I voted for Hillary Clinton. She would have made a fine president. She was well qualified for the position, and there's no doubt she was maligned and misrepresented throughout the campaign on her way to winning the popular vote while ultimately losing in the Electoral College.

Still, the very idea of her new book, "What Happened," makes me cringe. I haven't read it yet; I could barely stand to read the quotes from it that steadily leaked into the press. They amounted to a look backward when the country desperately seems to need a plan for going forward.


Maybe I'm just not ready for the personal post mortem; the election of Donald Trump still feels more like an assault on the public than any one person — even his direct opponent. And maybe I blame her a little for that. She proclaims that with this book, finally, she is dropping her guard. Weren't we calling for that version of Hillary a year ago?

Plus, I can't shake the thought that this is a self-serving money grab, one of three book deals Ms. Clinton inked a month after Mr. Trump was sworn in (the other two being for a children's picture book and for a book of essays based on favorite quotations). It already tops Amazon's bestseller list — five slots above "Princesses Wear Pants" — and surely has earned her millions. On top of her other millions.

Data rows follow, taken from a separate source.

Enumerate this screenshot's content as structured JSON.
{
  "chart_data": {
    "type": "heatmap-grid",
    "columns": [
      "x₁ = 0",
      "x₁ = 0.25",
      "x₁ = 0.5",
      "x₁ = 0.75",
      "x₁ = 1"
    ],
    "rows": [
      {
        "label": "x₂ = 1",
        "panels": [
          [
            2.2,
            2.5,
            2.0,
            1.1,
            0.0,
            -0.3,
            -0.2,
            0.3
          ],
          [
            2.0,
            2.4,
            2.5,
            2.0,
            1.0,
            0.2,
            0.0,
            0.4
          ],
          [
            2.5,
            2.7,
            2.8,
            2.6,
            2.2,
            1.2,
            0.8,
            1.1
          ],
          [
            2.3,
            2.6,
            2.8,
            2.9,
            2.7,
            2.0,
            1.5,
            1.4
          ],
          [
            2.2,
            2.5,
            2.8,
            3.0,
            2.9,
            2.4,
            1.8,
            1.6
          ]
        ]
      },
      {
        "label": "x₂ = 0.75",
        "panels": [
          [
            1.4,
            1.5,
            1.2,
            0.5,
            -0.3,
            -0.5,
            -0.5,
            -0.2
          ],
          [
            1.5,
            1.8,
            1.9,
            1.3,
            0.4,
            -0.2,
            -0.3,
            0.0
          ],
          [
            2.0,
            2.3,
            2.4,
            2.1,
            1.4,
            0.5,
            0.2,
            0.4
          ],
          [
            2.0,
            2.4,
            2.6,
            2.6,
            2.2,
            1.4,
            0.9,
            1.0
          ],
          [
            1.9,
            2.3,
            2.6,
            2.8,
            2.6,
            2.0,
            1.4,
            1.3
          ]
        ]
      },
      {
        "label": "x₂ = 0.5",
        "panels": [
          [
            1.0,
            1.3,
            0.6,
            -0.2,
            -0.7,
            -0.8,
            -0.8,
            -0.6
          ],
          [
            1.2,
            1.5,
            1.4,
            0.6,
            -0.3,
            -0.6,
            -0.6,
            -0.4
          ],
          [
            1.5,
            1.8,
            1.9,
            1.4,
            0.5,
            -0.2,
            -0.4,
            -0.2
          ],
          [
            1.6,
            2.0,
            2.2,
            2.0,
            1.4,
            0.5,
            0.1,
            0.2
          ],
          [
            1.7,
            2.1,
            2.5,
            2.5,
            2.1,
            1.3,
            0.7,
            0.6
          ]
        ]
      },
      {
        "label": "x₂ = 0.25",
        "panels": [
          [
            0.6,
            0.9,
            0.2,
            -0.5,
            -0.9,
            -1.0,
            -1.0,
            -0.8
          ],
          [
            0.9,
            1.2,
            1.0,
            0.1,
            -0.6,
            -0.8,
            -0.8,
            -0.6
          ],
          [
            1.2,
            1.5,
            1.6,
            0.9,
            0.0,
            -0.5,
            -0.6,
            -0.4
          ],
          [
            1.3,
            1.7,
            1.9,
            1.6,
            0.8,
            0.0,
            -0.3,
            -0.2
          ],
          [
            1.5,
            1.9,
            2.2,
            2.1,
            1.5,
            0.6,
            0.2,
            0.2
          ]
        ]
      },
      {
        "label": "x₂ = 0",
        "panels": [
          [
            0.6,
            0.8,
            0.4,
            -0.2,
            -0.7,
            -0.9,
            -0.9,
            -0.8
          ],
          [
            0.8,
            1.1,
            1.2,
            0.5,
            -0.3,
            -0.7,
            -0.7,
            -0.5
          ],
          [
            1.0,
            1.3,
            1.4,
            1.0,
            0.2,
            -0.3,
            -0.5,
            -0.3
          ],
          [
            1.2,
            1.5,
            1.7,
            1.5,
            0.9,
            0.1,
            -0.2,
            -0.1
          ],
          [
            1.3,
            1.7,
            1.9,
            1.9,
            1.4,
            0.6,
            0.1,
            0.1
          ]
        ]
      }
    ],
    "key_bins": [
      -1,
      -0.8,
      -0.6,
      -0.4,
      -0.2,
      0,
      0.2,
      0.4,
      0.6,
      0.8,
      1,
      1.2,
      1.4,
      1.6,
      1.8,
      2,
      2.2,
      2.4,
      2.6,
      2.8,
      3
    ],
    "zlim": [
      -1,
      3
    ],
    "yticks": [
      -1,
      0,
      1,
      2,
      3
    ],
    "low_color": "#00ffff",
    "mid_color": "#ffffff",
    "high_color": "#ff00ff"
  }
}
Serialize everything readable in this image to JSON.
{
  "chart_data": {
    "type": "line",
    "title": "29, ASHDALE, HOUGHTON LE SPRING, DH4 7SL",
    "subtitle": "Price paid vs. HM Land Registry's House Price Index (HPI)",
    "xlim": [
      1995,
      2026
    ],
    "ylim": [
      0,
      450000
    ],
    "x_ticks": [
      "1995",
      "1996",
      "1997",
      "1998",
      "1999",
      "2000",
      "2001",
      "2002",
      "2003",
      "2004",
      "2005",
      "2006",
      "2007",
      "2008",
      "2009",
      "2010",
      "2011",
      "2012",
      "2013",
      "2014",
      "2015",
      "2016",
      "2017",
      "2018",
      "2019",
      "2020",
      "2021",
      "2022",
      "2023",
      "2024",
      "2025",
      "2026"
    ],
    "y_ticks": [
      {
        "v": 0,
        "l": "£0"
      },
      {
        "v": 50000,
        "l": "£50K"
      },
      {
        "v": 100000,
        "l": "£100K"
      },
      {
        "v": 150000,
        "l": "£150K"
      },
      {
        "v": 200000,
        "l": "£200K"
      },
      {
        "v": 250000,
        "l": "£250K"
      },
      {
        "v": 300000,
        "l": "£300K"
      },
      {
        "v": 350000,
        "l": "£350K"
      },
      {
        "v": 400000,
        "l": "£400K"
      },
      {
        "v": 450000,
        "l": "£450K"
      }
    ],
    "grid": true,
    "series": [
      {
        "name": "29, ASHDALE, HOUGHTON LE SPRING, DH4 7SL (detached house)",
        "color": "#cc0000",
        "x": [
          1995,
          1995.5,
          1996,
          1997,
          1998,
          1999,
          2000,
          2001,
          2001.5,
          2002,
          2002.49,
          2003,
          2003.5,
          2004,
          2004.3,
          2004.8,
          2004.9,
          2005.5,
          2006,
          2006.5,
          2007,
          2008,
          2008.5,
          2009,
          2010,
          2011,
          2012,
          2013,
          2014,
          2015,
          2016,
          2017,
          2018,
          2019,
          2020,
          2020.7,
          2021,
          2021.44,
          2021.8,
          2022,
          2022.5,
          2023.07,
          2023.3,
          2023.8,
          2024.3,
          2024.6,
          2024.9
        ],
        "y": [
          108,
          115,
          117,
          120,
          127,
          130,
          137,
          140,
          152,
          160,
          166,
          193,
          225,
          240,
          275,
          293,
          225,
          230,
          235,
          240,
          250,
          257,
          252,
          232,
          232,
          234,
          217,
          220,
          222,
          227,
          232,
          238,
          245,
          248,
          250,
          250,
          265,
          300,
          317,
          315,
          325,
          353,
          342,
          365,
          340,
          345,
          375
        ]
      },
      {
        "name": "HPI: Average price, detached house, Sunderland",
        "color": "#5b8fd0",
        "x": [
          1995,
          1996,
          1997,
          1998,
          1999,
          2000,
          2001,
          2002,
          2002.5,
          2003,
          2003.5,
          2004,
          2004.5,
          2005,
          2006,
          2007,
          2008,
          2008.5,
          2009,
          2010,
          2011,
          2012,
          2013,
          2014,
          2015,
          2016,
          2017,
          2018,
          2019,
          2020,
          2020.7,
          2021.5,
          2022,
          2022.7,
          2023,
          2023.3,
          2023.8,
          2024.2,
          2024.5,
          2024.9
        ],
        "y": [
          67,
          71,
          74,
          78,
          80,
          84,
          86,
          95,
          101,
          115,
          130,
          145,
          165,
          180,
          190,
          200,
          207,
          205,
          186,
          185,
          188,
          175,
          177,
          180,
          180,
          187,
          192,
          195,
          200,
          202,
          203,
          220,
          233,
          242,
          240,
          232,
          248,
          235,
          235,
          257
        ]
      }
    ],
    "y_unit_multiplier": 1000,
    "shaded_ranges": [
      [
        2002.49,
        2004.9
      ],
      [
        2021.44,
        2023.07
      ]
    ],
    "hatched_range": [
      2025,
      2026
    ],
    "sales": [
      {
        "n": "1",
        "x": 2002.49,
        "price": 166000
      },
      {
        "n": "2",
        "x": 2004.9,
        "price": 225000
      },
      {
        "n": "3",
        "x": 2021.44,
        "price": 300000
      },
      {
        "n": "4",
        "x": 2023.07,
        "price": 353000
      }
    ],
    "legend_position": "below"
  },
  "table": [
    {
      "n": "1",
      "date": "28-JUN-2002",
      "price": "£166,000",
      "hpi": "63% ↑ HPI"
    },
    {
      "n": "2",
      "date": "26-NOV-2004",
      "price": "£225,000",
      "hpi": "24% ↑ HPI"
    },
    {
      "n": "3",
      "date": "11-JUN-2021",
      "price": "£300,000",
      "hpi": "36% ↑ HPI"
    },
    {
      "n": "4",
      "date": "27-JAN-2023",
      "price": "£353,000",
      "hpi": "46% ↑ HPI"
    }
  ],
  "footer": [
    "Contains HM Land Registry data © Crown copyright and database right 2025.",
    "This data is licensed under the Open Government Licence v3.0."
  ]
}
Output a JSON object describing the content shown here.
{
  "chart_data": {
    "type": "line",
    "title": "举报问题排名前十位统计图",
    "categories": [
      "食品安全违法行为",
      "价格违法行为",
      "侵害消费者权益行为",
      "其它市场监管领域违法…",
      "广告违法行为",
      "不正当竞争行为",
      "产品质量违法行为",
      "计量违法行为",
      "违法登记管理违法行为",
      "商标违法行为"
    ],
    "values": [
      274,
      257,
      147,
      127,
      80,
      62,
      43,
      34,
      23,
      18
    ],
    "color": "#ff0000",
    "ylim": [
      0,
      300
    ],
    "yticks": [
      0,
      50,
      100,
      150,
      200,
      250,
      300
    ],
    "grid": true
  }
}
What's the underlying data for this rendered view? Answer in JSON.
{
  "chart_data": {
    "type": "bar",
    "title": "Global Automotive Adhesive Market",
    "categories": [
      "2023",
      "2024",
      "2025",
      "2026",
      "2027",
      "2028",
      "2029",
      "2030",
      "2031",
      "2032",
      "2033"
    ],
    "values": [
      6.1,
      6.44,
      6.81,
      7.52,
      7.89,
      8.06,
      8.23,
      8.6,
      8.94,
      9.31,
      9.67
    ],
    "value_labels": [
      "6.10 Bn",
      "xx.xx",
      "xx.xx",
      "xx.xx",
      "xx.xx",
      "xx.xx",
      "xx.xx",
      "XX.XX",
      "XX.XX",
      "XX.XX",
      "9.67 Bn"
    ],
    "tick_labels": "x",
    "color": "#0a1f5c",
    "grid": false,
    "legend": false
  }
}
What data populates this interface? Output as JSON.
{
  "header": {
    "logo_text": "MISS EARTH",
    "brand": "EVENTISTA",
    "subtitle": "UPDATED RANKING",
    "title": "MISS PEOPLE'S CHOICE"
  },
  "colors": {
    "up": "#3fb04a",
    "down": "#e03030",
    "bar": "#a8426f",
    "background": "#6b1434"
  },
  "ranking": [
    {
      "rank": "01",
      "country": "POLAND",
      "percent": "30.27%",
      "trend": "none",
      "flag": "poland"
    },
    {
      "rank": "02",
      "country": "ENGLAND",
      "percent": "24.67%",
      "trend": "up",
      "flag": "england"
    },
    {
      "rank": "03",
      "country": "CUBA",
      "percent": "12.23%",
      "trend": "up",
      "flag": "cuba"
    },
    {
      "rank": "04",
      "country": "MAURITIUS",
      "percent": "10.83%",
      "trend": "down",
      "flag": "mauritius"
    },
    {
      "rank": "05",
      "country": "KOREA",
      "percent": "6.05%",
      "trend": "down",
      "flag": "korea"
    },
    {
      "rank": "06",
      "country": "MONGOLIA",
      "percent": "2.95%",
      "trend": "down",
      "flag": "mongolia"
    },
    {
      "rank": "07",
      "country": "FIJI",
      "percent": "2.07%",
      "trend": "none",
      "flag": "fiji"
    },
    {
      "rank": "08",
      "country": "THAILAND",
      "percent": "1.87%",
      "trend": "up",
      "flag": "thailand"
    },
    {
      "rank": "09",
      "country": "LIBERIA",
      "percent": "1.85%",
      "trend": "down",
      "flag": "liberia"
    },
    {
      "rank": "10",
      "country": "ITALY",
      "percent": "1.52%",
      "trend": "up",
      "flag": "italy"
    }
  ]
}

Why shouldn't she get hers? Everyone else in her field at her level seems to.

And of course there's value in hearing her side, as a woman, a politician and a participant in the most remarkable election of our generation — remarkable for its highs (solidly cracking the glass ceiling), though mostly its lows (Mr. Trump's insults hurled toward immigrants, women and the public's collective intelligence).

But do we need to hear it now? Do we need to hear her blame the same actors she's already blamed, but in more detail, with candor and sometimes humor? Blame can be tiresome. It's a Trumpian thing — assigning responsibility to someone else for a wrong. It's also a human thing, I suppose.

In the end, "What Happened" is really about Hillary. And, perhaps unfairly, I want Hillary — and her book, if she must write one — to be about more.

She wasn't a perfect candidate; she wasn't even a perfect Democrat. But she was smart, capable and the closest this country has come to a female president. And after the election, she became a symbol, a rallying figure for women who marched in droves in support of other women — and in protest of the insult and injustice of a President Donald Trump, particularly on the heels of a President Barack Obama.

Her loss somehow empowered the rest of us to speak out. Or maybe it was his win. Many Trump voters said they picked him because he wasn't her, so even in January, we may have marched not for her, but against him.

I'm sure there are lessons in her book, though, however uncomfortable they are to hear.


One oft-quoted line stands out. "Maybe I have overlearned the lesson of staying calm, biting my tongue, digging my fingernails into a clenched fist, smiling all the while, determined to present a composed face to the world," she says.

It speaks directly to Ms. Clinton and her infamous guard, but I prefer to see it as a challenge: If those of us who protest today had taken to the streets yesterday, would Ms. Clinton be too busy running the country to write?

Maybe not. But we surely risk something serious if we stop now.